PhD dissertations – which earn their authors the title of doctor – were similarly specialised.

They include titles such as: “Issues and strategies of subtitling cultural references : Harry Potter movies in Arabic” awarded by the University of Salford to now-Dr Altahri in 2013.

In 2007, Edinburgh University awarded a PhD to Daniel Pawley for his work “Popular privation: suffering in fan cultures” which featured “a case study approach to the online fan culture of the Harry Potter books.”

And earlier this year Dr Anastasia Apostolides earned her doctorate in theology at the University of Praetoria in South Africa.

Her submission was titled: “Kids seeking alternative identity and spirituality through the lived theology glimpsed in the Harry Potter series.”

Potter has rocked the academic world
Potter has rocked the academic world

 

Dr Trista Merrill submitted a 229 page PhD dissertation titled “Crossing boundaries on a bolt of lightning: Mythic, pedagogical and techno-cultural approaches to Harry Potter” at the State University of New York at Binghamton in 2003.

Now working as Professor of English at Finger Lakes Community College in the state of New York, she said that growing up she had “actively avoided” Rowling’s series because of their popularity, but was encouraged to use the series by a keen supervisor.

She said: “The decision to categorize the books as children’s literature is somewhat arbitrary.
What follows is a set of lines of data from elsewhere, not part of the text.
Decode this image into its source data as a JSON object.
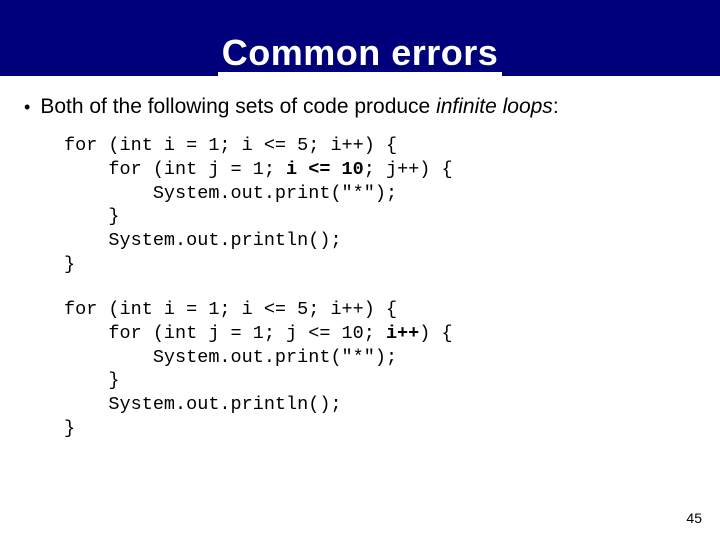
{
  "title": "Common errors",
  "bullet": {
    "prefix": "Both of the following sets of code produce ",
    "italic": "infinite loops",
    "suffix": ":"
  },
  "code1": {
    "l1a": "for (int i = 1; i <= 5; i++) {",
    "l2a": "    for (int j = 1; ",
    "l2b": "i <= 10",
    "l2c": "; j++) {",
    "l3": "        System.out.print(\"*\");",
    "l4": "    }",
    "l5": "    System.out.println();",
    "l6": "}"
  },
  "code2": {
    "l1a": "for (int i = 1; i <= 5; i++) {",
    "l2a": "    for (int j = 1; j <= 10; ",
    "l2b": "i++",
    "l2c": ") {",
    "l3": "        System.out.print(\"*\");",
    "l4": "    }",
    "l5": "    System.out.println();",
    "l6": "}"
  },
  "page_number": "45"
}
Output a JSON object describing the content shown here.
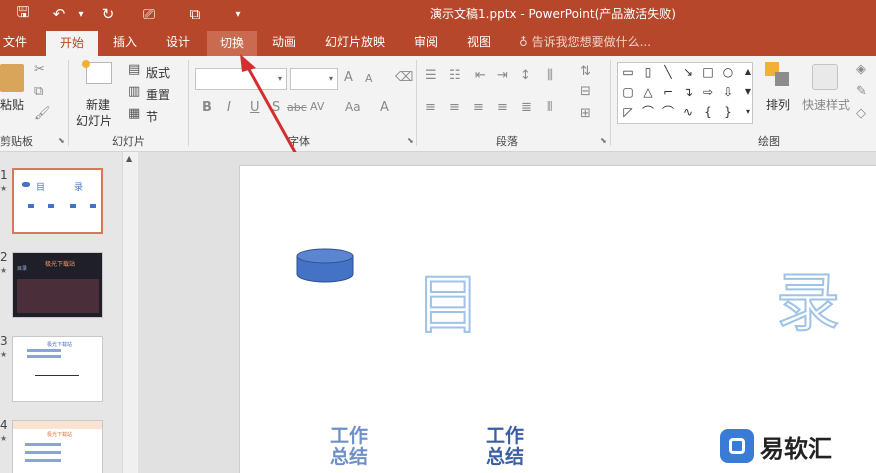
{
  "titlebar": {
    "title": "演示文稿1.pptx - PowerPoint(产品激活失败)",
    "qat": {
      "save": "🖫",
      "undo": "↶",
      "undo_drop": "▾",
      "redo": "↻",
      "present": "⎚",
      "preview": "⧉",
      "more": "▾"
    }
  },
  "tabs": [
    {
      "label": "文件"
    },
    {
      "label": "开始"
    },
    {
      "label": "插入"
    },
    {
      "label": "设计"
    },
    {
      "label": "切换"
    },
    {
      "label": "动画"
    },
    {
      "label": "幻灯片放映"
    },
    {
      "label": "审阅"
    },
    {
      "label": "视图"
    }
  ],
  "tellme": "告诉我您想要做什么...",
  "ribbon": {
    "clipboard": {
      "label": "剪贴板",
      "paste": "粘贴"
    },
    "slides": {
      "label": "幻灯片",
      "new_slide_line1": "新建",
      "new_slide_line2": "幻灯片",
      "layout": "版式",
      "reset": "重置",
      "section": "节"
    },
    "font": {
      "label": "字体",
      "bold": "B",
      "italic": "I",
      "underline": "U",
      "shadow": "S",
      "strike": "abc",
      "spacing": "AV",
      "case": "Aa",
      "color": "A",
      "grow": "A",
      "shrink": "A"
    },
    "paragraph": {
      "label": "段落"
    },
    "drawing": {
      "label": "绘图",
      "arrange": "排列",
      "quick_styles": "快速样式"
    }
  },
  "thumbnails": [
    {
      "num": "1",
      "title_left": "目",
      "title_right": "录"
    },
    {
      "num": "2",
      "header": "极光下载站",
      "sub": "目录"
    },
    {
      "num": "3",
      "header": "极光下载站"
    },
    {
      "num": "4",
      "header": "极光下载站"
    }
  ],
  "slide": {
    "char_left": "目",
    "char_right": "录",
    "items": [
      {
        "line1": "工作",
        "line2": "总结"
      },
      {
        "line1": "工作",
        "line2": "总结"
      }
    ]
  },
  "watermark": {
    "text": "易软汇"
  },
  "colors": {
    "accent": "#b7472a",
    "ribbon_bg": "#f3f3f3",
    "shape_blue": "#4472c4",
    "outline_blue": "#9ec3e4",
    "arrow_red": "#d32f2f"
  }
}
Just because the first book centres on an 11 year old boy does not mean that the book needs to be relegated to section of library with smaller chairs and brightly colored carpets.”

She added: “It breaks boundaries of all kinds – it invites the kind of close reading that countless educators long to see in their students, it blurs lines between children’s literature and adult literature, it draws from the time-honored traditions of fantasy and mythology and school stories, but at the same time creates something that is very much current and new.

“It is a modern epic and when have scholars ever not studied epics?”

The professor, who also teaches a Harry Potter course, said: “I think that the children who grew up reading Harry Potter are now the ones pursuing higher education.”

Harry Potter’s invasion of academia has not always been looked on so kindly.

In 2012 a two day academic conference titled “A Brand of Fictional Magic: Reading Harry Potter as Literature” at St Andrew’s University was met with disapproval by some.

Speaking about the event, John Mullan, professor of English at University College London, said: ”I’m not against Harry Potter, my children loved it, [but] Harry Potter is for children, not for grownups.”